Bir partinin genel yapısını geçmişi, kadroları, toplumla ilişkisi, parti programları belirler, belirlemelidir. Gelişmiş demokrasilerde partilerin genel yapısını belirleyen bu kriterler sınıfsal temel üzerine oturur ve sermaye emek çelişkisi karşısındaki duruşuna göre de partinin ideolojisi şekillenir. Ancak, ülkemizde bunların hiçbiri ön plana çıkmıyor. Çıkmadığı gibi de durum siyaset ilmi ile uzaktan yakından alakası olmayan bir hal alıyor. O nedenle de herhangi bir seçimde başarısız olan partiler başarısızlığın nedenlerini tartışmayı hep yanlış yerden başlatıyorlar. Hep yanlış yerde yapıyorlar.
Bunun en yakın örneği Cumhuriyet Halk Partisi delege seçimlerinde yaşananlar!! Olup bitenler insana 'Aynı partinin üyeleri mi yarışıyor?' sorusunu defalarca sordurtuyor. Birbirlerine hakaret edeni mi ararsınız birbirlerine selam vermeyip düşman gibi davrananları mı ararsınız. Delege seçimlerinde her dönem olup biten yanlışlar bu kez yine aynen tekrar ediyor. E ne oldu parti içi demokrasi? Parti içi demokrasi sadece ön seçim yapmak değildir. Öyle anlaşılınca böyle olur, herkes bir pozisyon kapıp ileriki safhalarda etkili olmanın yollarını arar. Oysaki parti içi demokrasi her bir üyenin çalışmalarda siyasi sürece katılımı ile ilgili bir durumdur. Bu da sadece seçimden seçime olmaz. Parti üst kademelerine hep aynı kişiler aday oluyor veya yapılıyor diye - haklı bir eleştiridir- eleştirenler delege seçimlerine bir bakmalıdır acaba farklı kişiler mi delege oluyor? Partiye hakim olduklarını düşünen birkaç grubun –ne hikmetse her seçimde aynı gruplar- yarıştığı dışarıdan aralarına ilavelerin çok zor olduğu, neredeyse adının 'delege ağalığı' konulacağı bir durum söz konusu. Bu şekilde hareket eden partinin %25'lere takılı kalması kadar doğal bir şey olamaz. Ülkemiz konjektöründe CHP belirli kitlelere hitap eden bir parti görünümünden zaten kurtulamıyorken partiyi bu kısır çatışmalara mahkum etmek yapılan büyük hataların başında geliyor.
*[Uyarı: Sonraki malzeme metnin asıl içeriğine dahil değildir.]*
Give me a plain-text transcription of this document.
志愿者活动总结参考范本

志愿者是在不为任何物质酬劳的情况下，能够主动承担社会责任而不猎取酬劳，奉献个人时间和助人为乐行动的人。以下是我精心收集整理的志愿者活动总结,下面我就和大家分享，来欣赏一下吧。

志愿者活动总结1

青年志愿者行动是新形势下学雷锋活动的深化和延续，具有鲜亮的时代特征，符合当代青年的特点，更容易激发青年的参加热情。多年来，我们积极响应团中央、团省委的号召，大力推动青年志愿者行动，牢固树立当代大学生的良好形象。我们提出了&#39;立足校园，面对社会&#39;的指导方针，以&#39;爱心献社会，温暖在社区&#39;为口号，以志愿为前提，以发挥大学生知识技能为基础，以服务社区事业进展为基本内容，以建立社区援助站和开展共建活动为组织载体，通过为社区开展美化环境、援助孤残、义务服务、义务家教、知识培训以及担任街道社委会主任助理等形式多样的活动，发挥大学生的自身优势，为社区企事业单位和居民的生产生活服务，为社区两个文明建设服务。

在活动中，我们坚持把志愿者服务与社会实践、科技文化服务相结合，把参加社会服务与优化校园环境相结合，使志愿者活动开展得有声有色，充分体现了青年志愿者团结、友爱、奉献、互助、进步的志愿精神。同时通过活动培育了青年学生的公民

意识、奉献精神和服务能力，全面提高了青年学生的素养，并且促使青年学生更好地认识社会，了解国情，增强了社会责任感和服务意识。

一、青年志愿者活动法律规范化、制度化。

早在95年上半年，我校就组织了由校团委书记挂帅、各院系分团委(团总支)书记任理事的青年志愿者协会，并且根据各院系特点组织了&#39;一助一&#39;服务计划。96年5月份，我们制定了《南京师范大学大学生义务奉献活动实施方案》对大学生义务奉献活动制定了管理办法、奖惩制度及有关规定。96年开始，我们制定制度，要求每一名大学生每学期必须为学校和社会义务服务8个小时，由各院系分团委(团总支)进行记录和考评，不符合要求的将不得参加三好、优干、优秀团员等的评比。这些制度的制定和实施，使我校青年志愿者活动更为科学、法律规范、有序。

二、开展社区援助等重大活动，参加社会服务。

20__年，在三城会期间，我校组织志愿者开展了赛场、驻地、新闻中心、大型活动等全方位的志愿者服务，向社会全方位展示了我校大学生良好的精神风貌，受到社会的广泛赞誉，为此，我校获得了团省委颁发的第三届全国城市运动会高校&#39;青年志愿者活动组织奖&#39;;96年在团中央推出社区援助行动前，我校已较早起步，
Cumhuriyet Halk Partisi parti tüzüğünde yer alan sosyal demokrasi kavramına uygun bir biçimde yapılanmasını gerçekleştirmelidir. Ve tüm kadrolarını, üyelerini buna uygun hareket etmeye ve çalışmaya zorlamalıdır. CHP'nin tarihsel geçmişi, sadece lider değişerek, il yönetimlerini değiştirerek iktidara gelinmeyeceğini parti kadrolarına çoktan öğretmiş olmalıdır. Ama gelinen durum hiç de onu göstermemektedir! Parti kadroları klasik tanımı ile kapitalizmin içinde siyasal ekonomik ve toplumsal anlamda sosyal adaleti amaçlayan bir ideolojinin parçaları olarak aydınlanma hareketi içerisinde çalışmak zorunda olduklarını unutmamalıdırlar. CHP'nin tüm topluma umut olabilmesinin tek ve geçerli yolu budur. Sadece kişilerin değil düşüncelerin ve sistemin hakim olduğu örgütsel bir yapı başarı getirebilir.
Her dönem olduğu gibi bu dönemde de delege seçimlerinde yapılan yanlışların genel kurullara yansımama ihtimali var mı sizce? Tabii ki yok. Bu kadar kutuplaşmış grupların genel kurul sonrası imece usulü çalışıp birbirlerine destek olmalarını beklemek sosyal demokrasi ilkelerini hayata geçirmek için çalışacaklarını beklemek güzel bir hayalden öteye gidemez. Maalesef geçmişte yaşananlar bizlere bu gerçeği öğretmiştir. Albert Einstein dediği gibi 'Aynı şeyleri tekrar tekrar yapıp farklı sonuçlar beklemek.' sadece deliliktir. Unutulmaması gereken de budur.